Zweifellos ist der Präsident Weißrusslands damit Mitglied bei der “Seebrücke”.  Denn dort heißt es ja unmissverständlich: “Jede*r, der*die unsere politischen Ziele unterstützt und sich beteiligen möchte, ist bereits Teil der Bewegung.” Herr Lukaschenko kämpft zusammen mit der Seebrücke, der Bundeskanzlerin Merkel, dem Bundespräsidenten Steinmeier und Millionen deutscher Staatsbürger dafür, dass Deutschland endlich seine historische Schuld tilgt, und alle in irgendeiner Weise benachteiligten Menschen dieser Welt bei sich aufnimmt. Das Bundesverdienstkreuz ist Herrn Lukaschenko so gut wie sicher. Wer der Seebrücke spenden will, kann das gerne hier tun.

Aufruf zur revolutionären 1.Mai-Demo in Berlin

Endlich mal wieder ein Aufruf zur Demo welcher mir aus dem Herzen spricht, weil er mit heißem Herzen verfasst wurde, Zitat:

Die Herrschenden hielten sich wahrscheinlich für sehr schlau, als sie letztes Jahr zu Beginn der Pandemie versuchten, den Begriff Solidarität zu erbeuten.
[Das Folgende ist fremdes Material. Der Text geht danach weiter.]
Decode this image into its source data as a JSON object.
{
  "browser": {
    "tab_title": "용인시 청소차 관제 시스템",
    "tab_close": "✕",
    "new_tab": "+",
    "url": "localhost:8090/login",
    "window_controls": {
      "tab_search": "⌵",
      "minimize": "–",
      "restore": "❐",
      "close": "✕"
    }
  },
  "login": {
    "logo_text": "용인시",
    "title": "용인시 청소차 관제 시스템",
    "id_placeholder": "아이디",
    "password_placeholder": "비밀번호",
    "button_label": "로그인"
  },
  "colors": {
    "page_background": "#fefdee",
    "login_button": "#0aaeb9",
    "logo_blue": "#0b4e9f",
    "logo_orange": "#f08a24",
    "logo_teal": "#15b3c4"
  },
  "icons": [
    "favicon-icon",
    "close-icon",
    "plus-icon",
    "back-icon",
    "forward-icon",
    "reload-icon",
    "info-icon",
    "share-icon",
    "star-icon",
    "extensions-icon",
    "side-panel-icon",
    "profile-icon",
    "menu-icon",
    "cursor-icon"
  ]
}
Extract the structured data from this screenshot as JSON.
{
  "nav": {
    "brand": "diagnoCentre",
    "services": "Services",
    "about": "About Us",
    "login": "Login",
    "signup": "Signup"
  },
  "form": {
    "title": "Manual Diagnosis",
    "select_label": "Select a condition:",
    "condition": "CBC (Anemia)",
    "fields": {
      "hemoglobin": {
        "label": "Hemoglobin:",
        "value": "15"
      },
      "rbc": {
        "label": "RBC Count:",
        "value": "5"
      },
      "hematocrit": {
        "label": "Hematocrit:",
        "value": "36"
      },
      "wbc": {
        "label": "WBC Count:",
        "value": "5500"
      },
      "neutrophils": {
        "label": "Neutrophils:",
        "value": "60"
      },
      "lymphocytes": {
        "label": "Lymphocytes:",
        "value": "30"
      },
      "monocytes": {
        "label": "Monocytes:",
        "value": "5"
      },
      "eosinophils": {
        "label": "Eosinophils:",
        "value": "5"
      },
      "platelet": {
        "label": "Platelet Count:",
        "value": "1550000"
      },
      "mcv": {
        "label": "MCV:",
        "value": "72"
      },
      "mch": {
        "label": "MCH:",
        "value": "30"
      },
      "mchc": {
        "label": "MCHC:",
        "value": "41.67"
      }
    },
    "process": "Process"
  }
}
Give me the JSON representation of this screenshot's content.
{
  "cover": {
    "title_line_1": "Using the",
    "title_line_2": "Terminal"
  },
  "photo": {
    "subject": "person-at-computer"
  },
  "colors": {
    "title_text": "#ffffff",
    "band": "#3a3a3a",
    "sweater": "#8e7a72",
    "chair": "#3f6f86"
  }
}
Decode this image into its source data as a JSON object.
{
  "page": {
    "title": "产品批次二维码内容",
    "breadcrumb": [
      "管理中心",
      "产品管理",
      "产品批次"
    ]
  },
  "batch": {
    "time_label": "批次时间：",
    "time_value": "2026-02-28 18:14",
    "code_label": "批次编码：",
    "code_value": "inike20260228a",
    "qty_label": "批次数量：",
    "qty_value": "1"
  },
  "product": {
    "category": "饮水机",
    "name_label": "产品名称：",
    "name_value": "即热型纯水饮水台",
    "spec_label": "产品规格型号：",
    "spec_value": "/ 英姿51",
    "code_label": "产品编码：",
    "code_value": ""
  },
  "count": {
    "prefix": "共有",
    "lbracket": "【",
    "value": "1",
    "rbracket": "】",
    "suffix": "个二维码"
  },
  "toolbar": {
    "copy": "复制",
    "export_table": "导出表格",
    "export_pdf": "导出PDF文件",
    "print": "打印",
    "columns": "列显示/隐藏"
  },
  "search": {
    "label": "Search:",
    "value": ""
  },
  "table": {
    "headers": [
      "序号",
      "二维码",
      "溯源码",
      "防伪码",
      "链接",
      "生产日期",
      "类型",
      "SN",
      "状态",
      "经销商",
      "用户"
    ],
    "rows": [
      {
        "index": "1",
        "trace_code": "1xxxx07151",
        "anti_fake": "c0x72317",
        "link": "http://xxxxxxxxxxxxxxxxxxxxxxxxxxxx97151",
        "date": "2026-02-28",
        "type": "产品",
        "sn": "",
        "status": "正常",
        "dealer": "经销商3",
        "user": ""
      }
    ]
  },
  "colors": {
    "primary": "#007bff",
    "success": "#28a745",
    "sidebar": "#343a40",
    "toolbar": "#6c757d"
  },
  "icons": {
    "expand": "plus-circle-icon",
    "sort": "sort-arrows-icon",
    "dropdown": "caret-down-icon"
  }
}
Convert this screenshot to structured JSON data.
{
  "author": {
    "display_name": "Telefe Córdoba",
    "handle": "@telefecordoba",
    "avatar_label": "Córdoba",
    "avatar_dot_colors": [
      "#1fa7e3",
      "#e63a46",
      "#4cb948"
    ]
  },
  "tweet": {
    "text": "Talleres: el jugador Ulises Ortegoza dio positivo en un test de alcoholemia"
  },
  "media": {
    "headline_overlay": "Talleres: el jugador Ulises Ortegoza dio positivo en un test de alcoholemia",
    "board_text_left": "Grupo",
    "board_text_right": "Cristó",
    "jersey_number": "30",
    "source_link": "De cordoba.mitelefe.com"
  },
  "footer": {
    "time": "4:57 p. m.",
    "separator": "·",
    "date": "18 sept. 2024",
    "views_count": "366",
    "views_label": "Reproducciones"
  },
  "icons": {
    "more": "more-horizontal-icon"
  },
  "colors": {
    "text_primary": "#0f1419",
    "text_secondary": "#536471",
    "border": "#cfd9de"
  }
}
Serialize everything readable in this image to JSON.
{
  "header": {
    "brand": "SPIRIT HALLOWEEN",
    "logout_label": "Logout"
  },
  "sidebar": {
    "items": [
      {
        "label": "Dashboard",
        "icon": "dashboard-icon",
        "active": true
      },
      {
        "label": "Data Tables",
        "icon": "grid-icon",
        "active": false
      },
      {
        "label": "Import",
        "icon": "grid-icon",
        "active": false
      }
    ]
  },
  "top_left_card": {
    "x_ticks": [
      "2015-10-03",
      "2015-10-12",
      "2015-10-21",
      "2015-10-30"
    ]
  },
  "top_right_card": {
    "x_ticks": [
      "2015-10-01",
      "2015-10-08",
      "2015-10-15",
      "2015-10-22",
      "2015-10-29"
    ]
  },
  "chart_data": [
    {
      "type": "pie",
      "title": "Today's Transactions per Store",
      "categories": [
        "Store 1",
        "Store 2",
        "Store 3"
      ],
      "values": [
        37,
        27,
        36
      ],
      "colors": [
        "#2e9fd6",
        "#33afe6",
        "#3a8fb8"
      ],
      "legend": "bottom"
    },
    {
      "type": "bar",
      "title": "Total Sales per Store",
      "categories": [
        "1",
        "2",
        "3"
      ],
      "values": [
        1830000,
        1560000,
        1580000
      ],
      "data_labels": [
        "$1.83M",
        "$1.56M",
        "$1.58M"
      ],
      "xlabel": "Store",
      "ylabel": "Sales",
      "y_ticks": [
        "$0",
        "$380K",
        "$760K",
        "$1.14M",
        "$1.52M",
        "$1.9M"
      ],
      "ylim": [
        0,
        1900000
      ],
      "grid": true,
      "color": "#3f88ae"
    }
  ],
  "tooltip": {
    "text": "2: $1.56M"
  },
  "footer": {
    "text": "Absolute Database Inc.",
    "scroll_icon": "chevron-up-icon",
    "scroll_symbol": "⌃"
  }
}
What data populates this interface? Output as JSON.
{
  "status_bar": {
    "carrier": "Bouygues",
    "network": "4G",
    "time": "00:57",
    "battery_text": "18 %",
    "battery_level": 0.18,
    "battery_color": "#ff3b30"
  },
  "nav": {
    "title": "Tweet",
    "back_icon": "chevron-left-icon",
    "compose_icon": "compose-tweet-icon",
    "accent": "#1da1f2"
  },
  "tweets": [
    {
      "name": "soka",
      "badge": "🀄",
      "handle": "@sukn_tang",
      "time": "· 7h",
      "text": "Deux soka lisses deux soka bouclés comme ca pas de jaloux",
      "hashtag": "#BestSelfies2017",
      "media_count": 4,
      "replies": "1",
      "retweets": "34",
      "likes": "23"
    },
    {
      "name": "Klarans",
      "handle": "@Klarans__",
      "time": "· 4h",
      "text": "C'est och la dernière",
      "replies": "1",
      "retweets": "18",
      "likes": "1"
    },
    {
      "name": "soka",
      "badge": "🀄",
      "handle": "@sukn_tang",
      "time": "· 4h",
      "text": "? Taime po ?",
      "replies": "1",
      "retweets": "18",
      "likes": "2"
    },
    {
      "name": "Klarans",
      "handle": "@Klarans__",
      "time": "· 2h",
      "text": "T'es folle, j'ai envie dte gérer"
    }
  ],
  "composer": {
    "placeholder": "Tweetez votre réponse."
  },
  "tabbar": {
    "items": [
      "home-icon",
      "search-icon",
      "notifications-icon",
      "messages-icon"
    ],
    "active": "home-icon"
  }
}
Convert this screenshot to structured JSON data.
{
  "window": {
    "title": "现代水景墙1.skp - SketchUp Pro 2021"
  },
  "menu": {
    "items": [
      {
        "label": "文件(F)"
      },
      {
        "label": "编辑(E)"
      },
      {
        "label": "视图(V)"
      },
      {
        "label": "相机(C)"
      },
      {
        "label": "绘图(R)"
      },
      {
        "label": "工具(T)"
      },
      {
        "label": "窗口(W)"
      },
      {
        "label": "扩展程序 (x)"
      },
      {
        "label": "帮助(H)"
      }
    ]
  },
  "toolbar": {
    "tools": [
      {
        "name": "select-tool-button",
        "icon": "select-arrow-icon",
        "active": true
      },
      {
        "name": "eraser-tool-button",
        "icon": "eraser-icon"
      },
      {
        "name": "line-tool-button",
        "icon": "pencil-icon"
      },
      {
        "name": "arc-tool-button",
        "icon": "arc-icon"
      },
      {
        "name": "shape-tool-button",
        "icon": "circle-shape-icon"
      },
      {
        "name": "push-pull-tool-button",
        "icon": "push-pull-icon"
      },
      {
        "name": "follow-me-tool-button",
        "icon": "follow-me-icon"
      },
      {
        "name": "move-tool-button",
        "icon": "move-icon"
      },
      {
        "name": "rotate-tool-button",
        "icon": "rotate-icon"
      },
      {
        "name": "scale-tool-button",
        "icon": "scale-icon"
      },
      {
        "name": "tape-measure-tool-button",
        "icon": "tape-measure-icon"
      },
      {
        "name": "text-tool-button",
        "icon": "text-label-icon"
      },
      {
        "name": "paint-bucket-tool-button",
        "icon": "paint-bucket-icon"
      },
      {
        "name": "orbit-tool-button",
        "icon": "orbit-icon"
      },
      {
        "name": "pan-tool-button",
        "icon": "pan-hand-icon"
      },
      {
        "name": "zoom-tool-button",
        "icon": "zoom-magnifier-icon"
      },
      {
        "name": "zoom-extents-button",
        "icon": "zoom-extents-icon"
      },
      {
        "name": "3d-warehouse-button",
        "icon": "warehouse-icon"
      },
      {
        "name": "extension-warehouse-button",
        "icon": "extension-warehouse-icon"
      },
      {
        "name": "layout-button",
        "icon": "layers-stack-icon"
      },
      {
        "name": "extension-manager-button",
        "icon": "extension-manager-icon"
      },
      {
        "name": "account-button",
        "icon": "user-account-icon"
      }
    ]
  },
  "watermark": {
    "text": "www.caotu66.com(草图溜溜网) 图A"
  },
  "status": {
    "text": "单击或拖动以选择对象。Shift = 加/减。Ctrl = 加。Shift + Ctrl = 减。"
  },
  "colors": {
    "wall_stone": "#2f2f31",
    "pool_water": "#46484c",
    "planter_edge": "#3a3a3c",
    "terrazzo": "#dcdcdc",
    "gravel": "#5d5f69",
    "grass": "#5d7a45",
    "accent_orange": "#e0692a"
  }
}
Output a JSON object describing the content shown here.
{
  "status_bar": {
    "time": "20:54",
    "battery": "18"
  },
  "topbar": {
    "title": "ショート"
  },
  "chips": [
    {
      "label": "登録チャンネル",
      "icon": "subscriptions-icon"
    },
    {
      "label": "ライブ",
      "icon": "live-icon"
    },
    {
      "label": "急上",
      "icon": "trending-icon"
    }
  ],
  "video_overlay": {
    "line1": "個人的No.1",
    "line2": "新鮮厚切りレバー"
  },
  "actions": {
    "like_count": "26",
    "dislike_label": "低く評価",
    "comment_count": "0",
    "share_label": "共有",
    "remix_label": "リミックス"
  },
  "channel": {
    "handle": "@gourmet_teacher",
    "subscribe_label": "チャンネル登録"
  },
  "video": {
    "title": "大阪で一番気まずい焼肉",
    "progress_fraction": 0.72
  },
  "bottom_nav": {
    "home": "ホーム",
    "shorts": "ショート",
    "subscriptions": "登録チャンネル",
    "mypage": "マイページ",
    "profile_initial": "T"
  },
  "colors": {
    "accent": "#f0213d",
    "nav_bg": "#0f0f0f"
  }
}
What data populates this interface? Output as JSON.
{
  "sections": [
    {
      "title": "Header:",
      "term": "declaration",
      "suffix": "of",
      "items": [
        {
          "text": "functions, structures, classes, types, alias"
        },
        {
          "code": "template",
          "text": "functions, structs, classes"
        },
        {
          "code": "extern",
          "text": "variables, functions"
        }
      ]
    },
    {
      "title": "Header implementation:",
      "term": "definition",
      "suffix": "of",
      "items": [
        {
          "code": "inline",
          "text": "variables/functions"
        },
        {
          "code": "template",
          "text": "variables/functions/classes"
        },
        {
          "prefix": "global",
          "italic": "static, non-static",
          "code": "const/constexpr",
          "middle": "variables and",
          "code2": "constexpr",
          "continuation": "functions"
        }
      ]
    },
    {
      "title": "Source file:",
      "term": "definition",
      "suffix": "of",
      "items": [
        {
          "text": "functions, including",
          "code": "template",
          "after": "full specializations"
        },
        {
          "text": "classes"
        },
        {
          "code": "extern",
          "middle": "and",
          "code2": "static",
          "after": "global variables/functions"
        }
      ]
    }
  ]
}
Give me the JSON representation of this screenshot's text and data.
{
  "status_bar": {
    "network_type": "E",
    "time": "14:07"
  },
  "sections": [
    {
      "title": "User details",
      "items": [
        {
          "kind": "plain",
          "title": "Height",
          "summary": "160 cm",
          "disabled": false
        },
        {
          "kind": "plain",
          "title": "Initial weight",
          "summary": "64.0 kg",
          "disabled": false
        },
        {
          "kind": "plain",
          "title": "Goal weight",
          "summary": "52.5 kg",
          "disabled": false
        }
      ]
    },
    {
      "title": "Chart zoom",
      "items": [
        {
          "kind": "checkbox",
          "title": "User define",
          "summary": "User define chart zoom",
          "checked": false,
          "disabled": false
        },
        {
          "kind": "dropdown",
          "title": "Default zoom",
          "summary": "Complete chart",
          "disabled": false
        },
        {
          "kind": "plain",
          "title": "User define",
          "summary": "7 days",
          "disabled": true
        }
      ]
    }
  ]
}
Abstand halten sollen wir. Uns isolieren. An die Alten und Kranken denken, die überarbeiteten Pflegekräfte nicht noch weiter belasten. Ja, auf einander achten und Menschenleben nicht leichtfertig aufs Spiel setzen ist wichtig. Was sie jedoch verschweigen ist, dass sie diejenigen sind, die, die die Bedingungen der Unmenschlichkeit erst geschaffen, das Gesundheitssystem kaputt gespart, Lohndumping ermöglicht und Privatisierung vorangetrieben haben. Sie sind es, die Profitinteressen über Gesundheitsschutz und Existenzsicherung der vielen stellen.  Sie sind diejenigen, die von unserer Arbeitslosigkeit profitieren und uns dann bei jedem Gang ins Jobcenter erniedrigen.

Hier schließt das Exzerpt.